Uno en pasta se va de entre las manos; está siempre queriendo escapar; al menor descuido se cierra y os deja con la palabra en la boca; no podéis llevarle a parte alguna sin grandes molestias y dificultades. El libro en rústica es el libro de mis amores, mi amigo inseparable; dondequiera que voy me acompaña; unas veces en el bolsillo, otras en las manos, nunca debajo del brazo; lo llevo conmigo y me habla a todas horas; duerme a mi lado, come en mi mesa, hacemos juntos visitas y por la calle, en medio de la red de coches, tranvías, carros, automóviles y personas que la cruzan en todos los instantes del día, lo tengo ante mis ojos y leo tranquilamente palabra por palabra, línea por líneas y hoja tras hoja.

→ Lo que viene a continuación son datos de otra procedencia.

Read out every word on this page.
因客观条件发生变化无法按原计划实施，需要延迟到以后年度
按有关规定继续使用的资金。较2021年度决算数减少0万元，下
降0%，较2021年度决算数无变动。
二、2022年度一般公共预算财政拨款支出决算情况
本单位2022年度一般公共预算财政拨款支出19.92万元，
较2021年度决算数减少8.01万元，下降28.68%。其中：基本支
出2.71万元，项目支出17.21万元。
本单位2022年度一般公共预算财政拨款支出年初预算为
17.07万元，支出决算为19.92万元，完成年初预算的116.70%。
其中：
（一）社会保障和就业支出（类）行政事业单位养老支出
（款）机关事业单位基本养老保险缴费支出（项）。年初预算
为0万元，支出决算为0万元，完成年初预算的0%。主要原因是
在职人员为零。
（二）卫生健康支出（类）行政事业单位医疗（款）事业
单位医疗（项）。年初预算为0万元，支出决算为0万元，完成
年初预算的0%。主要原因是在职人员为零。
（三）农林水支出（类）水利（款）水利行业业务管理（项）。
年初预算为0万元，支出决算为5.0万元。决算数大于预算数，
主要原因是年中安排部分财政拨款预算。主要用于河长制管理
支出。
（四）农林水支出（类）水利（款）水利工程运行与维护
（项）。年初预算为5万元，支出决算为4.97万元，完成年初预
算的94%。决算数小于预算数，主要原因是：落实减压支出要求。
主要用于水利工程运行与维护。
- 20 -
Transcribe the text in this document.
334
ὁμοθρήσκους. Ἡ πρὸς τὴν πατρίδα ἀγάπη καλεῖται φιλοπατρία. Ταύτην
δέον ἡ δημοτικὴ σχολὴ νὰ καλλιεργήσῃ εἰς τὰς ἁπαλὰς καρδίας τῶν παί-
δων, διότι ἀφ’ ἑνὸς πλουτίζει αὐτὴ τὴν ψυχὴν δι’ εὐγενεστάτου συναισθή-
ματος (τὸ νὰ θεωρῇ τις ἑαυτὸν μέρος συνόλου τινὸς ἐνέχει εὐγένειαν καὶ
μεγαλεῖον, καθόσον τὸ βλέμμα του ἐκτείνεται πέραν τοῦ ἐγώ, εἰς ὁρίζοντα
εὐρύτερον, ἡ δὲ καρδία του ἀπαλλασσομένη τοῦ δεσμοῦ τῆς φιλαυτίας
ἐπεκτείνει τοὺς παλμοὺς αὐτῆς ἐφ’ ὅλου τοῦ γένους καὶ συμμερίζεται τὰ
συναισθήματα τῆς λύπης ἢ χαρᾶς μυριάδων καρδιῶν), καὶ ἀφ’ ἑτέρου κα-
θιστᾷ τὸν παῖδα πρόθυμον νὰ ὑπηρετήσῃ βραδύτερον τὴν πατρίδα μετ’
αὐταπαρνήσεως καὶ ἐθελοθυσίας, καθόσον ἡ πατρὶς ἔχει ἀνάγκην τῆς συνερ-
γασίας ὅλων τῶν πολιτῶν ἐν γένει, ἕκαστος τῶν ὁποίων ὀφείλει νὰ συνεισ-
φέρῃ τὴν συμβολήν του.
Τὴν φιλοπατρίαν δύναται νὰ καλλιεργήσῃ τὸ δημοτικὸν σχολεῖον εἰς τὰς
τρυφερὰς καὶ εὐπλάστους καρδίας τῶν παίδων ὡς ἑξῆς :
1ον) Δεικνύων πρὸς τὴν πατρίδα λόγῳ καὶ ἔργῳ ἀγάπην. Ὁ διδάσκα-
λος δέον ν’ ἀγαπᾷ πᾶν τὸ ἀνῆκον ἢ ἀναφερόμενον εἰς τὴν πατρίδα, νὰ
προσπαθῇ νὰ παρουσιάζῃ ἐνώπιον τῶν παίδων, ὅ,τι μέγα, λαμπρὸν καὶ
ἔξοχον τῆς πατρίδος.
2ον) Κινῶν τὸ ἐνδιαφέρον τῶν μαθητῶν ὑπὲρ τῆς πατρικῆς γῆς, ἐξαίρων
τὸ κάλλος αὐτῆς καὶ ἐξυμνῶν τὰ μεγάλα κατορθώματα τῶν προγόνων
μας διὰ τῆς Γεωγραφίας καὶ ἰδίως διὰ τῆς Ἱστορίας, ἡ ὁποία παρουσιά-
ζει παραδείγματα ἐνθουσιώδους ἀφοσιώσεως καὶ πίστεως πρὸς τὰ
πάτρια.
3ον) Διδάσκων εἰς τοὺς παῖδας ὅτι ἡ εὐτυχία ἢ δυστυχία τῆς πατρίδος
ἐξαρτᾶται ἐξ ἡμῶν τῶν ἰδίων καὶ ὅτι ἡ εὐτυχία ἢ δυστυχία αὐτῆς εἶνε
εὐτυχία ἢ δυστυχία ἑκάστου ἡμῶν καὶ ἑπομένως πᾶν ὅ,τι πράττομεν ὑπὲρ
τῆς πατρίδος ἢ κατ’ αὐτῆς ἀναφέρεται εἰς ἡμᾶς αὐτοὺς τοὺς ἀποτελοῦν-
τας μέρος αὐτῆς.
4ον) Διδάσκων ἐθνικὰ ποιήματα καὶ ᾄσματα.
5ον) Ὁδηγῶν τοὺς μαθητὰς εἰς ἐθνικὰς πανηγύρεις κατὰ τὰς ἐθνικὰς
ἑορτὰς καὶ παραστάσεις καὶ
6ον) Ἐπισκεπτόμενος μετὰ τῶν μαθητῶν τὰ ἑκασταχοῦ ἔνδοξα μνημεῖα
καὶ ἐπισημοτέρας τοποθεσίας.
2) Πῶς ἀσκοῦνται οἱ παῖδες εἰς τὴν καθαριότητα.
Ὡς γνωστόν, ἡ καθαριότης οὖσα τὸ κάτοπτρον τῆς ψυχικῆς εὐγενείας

Mi ambición, mi ideal, es poseer una biblioteca en un jardín. ¡Flores y libros! ¡Perfumes y sentimientos! ¡Ideas y colores!

Temo la muerte porque vendrá a interrumpir mis lecturas. ¡Cuántos libros se publicarán después que yo haya dejado de existir! ¡Que buenas y bellas cosas se imprimirán que yo no he de leer! Esto me desespera.

¡Oh mis queridos libros, vuestros serán mi corazón, mi inteligencia y mi voluntad! No me habléis de mujeres, de fortuna ni de honores; dadme libros, más libros, siempre libros. Cuando la hora de mi muerte haya llegado y comience mi agonía, no me digáis palabras de consuelo, no lloréis; si me amáis, si queréis que muera dichoso, y la eterna sombra se ilumine, y el reino de la muerte me sea querido, abrid los Diálogos de Platón, y con voz clara, vibrante y sonora, leedme el Fedón sobre la inmortalidad del alma.”